Daisy Quezada Ureña (Mexican-American), the Studio Arts Department Chair and faculty at the Institute of American Indian Arts (IAIA), has been selected for the third cohort of the prestigious LatinX Artist Fellowship, annually awarded to “15 of the most compelling Latinx visual artists working in the US today,” collaboratively offered by the US Latinx Art Forum and the New York Foundation for the Arts, and supported by the Mellon Foundation and the Ford Foundation. [1]

Ureña is a multidisciplinary artist—within her practice, she creates ceramic works, installations, and artist’s books that thematically connect to ideas around identity and place in relation to social structures that cross imposed borders.

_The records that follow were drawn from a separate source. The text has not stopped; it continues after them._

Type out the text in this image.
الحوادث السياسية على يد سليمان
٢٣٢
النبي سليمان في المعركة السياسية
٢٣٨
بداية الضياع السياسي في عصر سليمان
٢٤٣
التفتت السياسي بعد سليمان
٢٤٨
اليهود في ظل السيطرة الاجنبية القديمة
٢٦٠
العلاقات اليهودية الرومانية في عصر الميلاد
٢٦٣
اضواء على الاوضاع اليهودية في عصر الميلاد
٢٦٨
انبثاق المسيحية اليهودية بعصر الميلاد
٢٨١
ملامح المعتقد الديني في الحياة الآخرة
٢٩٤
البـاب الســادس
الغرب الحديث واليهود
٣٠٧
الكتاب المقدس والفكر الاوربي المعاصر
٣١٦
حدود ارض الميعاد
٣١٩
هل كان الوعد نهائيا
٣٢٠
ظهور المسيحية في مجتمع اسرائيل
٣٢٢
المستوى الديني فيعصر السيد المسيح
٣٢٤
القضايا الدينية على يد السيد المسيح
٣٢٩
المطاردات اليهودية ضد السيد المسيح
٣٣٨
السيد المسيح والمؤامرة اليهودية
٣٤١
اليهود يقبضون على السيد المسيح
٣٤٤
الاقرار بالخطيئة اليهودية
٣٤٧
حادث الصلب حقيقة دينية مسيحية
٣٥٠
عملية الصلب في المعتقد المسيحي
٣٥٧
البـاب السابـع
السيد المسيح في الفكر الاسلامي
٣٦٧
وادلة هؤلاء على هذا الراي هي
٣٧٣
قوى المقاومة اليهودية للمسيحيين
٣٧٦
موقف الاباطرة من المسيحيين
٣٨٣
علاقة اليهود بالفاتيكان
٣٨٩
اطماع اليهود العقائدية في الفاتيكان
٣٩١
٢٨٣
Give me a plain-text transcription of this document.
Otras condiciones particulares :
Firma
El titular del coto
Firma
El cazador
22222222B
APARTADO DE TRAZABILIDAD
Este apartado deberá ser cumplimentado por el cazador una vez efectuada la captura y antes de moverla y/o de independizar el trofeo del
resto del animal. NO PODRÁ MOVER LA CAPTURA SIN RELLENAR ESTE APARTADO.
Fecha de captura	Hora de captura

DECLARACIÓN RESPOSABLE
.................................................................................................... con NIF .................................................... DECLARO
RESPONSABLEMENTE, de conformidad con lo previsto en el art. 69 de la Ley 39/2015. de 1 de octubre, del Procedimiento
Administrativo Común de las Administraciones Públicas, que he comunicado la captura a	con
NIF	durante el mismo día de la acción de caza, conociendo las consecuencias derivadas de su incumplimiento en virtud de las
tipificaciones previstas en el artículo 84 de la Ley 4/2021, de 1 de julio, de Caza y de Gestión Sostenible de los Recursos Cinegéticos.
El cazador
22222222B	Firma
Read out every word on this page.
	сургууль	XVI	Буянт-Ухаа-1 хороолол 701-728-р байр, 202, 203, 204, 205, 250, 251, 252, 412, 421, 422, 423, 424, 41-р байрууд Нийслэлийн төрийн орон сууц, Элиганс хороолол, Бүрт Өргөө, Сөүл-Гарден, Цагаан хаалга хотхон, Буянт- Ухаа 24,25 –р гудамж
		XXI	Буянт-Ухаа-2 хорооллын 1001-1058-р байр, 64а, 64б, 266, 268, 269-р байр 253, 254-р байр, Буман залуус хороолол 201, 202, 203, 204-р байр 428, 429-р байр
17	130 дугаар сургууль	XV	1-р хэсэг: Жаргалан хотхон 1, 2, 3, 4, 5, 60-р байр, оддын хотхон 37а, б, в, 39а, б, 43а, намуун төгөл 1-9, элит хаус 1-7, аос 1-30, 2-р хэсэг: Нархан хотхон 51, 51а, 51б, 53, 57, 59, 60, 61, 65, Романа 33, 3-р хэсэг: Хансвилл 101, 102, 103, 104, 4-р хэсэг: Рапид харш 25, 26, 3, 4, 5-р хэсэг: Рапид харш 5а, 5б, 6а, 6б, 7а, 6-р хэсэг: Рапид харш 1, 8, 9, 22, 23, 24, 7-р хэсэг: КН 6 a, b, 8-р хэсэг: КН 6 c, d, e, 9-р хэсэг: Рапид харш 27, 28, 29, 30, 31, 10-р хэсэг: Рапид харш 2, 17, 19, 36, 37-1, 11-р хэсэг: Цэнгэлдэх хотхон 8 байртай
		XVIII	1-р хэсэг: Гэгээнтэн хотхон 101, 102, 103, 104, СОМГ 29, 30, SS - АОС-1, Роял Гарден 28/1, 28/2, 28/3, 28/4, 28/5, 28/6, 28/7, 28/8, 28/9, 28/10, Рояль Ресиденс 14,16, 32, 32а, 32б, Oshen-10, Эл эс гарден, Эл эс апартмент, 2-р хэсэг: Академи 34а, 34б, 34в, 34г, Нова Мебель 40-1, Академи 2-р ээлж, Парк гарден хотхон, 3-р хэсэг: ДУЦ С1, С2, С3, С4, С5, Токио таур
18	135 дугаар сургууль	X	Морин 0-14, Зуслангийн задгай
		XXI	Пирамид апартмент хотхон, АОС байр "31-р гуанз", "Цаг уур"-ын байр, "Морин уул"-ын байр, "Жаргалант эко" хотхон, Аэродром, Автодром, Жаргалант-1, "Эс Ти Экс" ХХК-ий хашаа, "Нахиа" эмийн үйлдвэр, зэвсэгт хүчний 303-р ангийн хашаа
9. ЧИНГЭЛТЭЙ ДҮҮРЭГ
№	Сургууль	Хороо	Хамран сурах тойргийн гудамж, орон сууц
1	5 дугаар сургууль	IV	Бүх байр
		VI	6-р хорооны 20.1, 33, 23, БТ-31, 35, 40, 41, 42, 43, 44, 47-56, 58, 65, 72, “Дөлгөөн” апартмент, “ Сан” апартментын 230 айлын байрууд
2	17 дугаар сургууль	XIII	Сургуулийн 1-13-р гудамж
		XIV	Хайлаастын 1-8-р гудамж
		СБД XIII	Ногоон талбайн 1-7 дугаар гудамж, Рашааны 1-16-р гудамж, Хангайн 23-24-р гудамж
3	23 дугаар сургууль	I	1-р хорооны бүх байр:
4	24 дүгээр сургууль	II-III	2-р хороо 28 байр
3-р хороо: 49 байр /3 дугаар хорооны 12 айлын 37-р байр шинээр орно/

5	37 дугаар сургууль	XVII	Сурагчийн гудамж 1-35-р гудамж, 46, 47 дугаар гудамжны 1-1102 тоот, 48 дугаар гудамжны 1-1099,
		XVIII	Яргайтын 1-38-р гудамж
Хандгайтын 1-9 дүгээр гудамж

“As a Mexican-American artist, I am informed by my cultural background from both Mexico and the United States,” Quezada Ureña says. “I address social issues that substantiate a voice with an overarching identity of being cast aside. My work bridges the personal to the social, forming a relationship to immigration, gender inequality, labor, and class issues that have resulted in a population that has been left devalued and lost within their own culture. Using an altered lace draping technique, I use my garments or items donated by people on either side of the border. I create complex and intimate works that could be considered private in nature. I take garments of individuals through a transformation state using porcelain slip. Drawing from the internal vulnerability carried by each garment, the works act as imprints of past states and are a culmination of identities, collected and externalized.”

Daisy Quezada Ureña

IAIA Faculty and Studio Arts Department Chair

Daisy Quezada Ureña

In 2016, she cofounded Present Cartographers, a collective invested in strategies and perspectives from national and international artists and writers amid a migration crisis and resurgence of territorial claims in local and international border zones. Terreno: Borderland Linguistics and bosque brotante are among their publications.

Quezada Ureña has exhibited her work nationally and internationally, including in the following exhibitions: Korean International Ceramic Biennale, Gyeonggi Ceramic Museum (Icheon, South Korea); Indigenous Women: Border Matters, Wheelwright Museum of the American Indian and UNM Maxwell Museum of Anthropology; Mi Tierra: Contemporary Artists Explore Place, The Denver Art Museum; Concept: Taiwan Ceramics Biennale, New Taipei City Yingge Ceramics Museum (New Taipei Taiwan); Wuhan International Ceramic Exhibition, Hubei Institute of Fine Arts (Wuhan, China).

The Institute of American Indian Arts congratulates Daisy Quezada Ureña for her selection as a LatinX Artist Fellow and the honor of being nationally recognized for her work.